The Robert W. Monk Gardens: An Urban Sanctuary
Walk through the gate and into the Robert W. Monk Gardens at the end of north First Ave. and you enter a natural sanctuary in the midst of the Wausau area.
It is quiet. Pathways lead to the Pine Woods where a magnificent tree house awaits your climbing. To your right the Memorial Plaza invites you to sit and contemplate the new trees and plantings. Maybe have lunch or read a book. Beyond, another pathway leads to a tranquil pond, the gazebo, and a large open area ideal for weddings and family gatherings. Trees sway in the wind. Sunshine dapples the leaves and grass. Birds swoop.
With the help of a Department of Natural Resources Urban Forestry Grant in 2004, the Monk Gardens have been quietly developing into one of our area’s finest places. It’s a serene setting full of flowers, shrubs, plants and trees—21 acres of wooded land donated to the community by the late Robert W. Monk III, local businessman. That 2004 DNR grant was one of several critical donations that helped the Garden’s board of directors hire noted urban garden design firm Marshall, Tyler, and Rausch, LLC, (Pittsburgh, PA) to develop a community inspired master plan for the garden. The DNR grant also helped fund the acquisition of a number a shade trees that now shelter the Memory Garden and Wildflower Woods area.
Much has taken place since then, as the Garden’s board of directors, committees, donors and volunteers have teamed together to complete early projects and lay the groundwork for the next phases.
In addition to the Master Plan, previous projects included erection of a fence around the property to prevent deer from entering and feeding on plantings. Aerators have been placed in the pond to sustain oxygen levels and prevent algae buildup. A storage shed for tools and equipment was erected. Local Eagle Scout candidates contributed projects like the information board and a ramp to make one of the pathways more accessible.
In the most recent developments—begun a year ago and completed this summer—the tree house was erected; this gift from Ruth Schuette has become one of Wausau’s most distinctive structures. We successfully drilled a well for water and laid out an in-ground irrigation system. The first sections of the pathway system have been defined and layered with aggregate.
The Memory Garden is highlighted with a Memorial Plaza and wind sculpture surrounded by native blue stone boulders. New teak benches, many in memory of loved ones, now ring the perimeter of the Plaza. A variety of trees have also been given as memorials to honor friends and family. A new kiosk frames the entrance to the area.
Next to the Plaza, the Wildflower Woods features seasonal flowers that bloom from thaw to frost including bee balm, spiderwort, Solomon’s seal, violets, shooting star, trillium, black eyed Susan, Virginia bluebells and purple coneflower. Most of them are spring bloomers and are expected to appear when the snow melts next year.

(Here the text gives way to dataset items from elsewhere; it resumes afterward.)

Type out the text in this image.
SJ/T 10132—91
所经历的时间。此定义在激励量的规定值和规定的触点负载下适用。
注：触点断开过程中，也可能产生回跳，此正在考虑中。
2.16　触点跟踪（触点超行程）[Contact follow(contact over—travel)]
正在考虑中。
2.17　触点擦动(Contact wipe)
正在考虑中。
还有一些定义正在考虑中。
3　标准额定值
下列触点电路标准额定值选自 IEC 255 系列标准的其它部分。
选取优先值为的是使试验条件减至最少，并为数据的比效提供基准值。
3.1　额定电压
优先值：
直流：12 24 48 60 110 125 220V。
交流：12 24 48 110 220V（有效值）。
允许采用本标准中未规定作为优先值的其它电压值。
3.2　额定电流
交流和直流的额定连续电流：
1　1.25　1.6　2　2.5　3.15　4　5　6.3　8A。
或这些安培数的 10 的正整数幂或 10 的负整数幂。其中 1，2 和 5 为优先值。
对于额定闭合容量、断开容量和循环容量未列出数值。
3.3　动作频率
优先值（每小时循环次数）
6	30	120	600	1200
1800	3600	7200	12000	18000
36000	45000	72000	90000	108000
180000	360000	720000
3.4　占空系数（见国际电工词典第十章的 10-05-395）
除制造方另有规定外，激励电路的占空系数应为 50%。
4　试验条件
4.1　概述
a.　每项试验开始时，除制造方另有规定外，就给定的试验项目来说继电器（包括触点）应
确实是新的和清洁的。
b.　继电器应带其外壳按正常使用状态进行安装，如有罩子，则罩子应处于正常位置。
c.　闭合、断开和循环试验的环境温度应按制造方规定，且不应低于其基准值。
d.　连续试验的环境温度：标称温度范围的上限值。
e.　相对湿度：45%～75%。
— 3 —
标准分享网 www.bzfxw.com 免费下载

In the past year Garden volunteers have planted a variety of birch trees, some dogwoods and other shrubs, a pair of swamp white oaks, a number of donated elderberries, the ferns around the plaza, and annual and perennial flowers around some of the memorial benches. The shape of the berm was finalized, and a no-mow grass mix area has been seeded.
To thin the canopy for the health of the remaining plants and future diversification of the Meditation Garden canopy, a number of red pines—some storm damaged—have been removed.
What lies ahead? “The Gardens are a long-term project,” says Vickie Richmond Hawkins, president of the board of directors. “But as we complete each section, the Garden becomes more and more enjoyable and educational to our community. There’s something new each year.”
Next up, the Garden will have connections to the city’s water and sewer services, and a “potager” is planned. That’s a small kitchen and bathroom facility that will be able to host small groups. A fireplace, oven, and tables and benches will make it a good place for a picnic meal. The Garden’s board of directors hopes to have that building finished by the end of 2014.
Complementing the Memory Garden and Wildflower Woods, the Meditation Garden will fill the eastern edge of the property with plantings both exotic and native. An arched bridge will stretch across the north end of the pond and a Tea House will nestle amid the trees. This garden will utilize the pond area as an important element, and the pond, which needs some refurbishing, will be improved and healthier.
The improvements will require financial contributions and effort, of course, and the Monk Gardens board and committees continue to solicit funds, donations, and volunteers. One of the potential sources of support is a new application for a Department of Natural Resources grant designed to help with public education and volunteer recruitment, and continued development of the forest tree canopy, including the eradication of invasive species and attention to the emerald ash borer.
“The amount of community support for the Gardens has been simply outstanding,” says Richmond Hawkins. “We have hundreds of volunteers. Local foundations and businesses have been extremely generous. And the public simply likes the Gardens. Thousands have visited the grounds, our events have been extremely well attended, and at times there are so many memorial gifts it’s hard to keep track of them.”
This is where you come in. Join the many who have contributed or have become members, who have volunteered or participated in employee work days, or who have joined our committees. Best of all, stop in for a visit. Experience the setting, share the vision. The gate is latched, but never locked. Enjoy.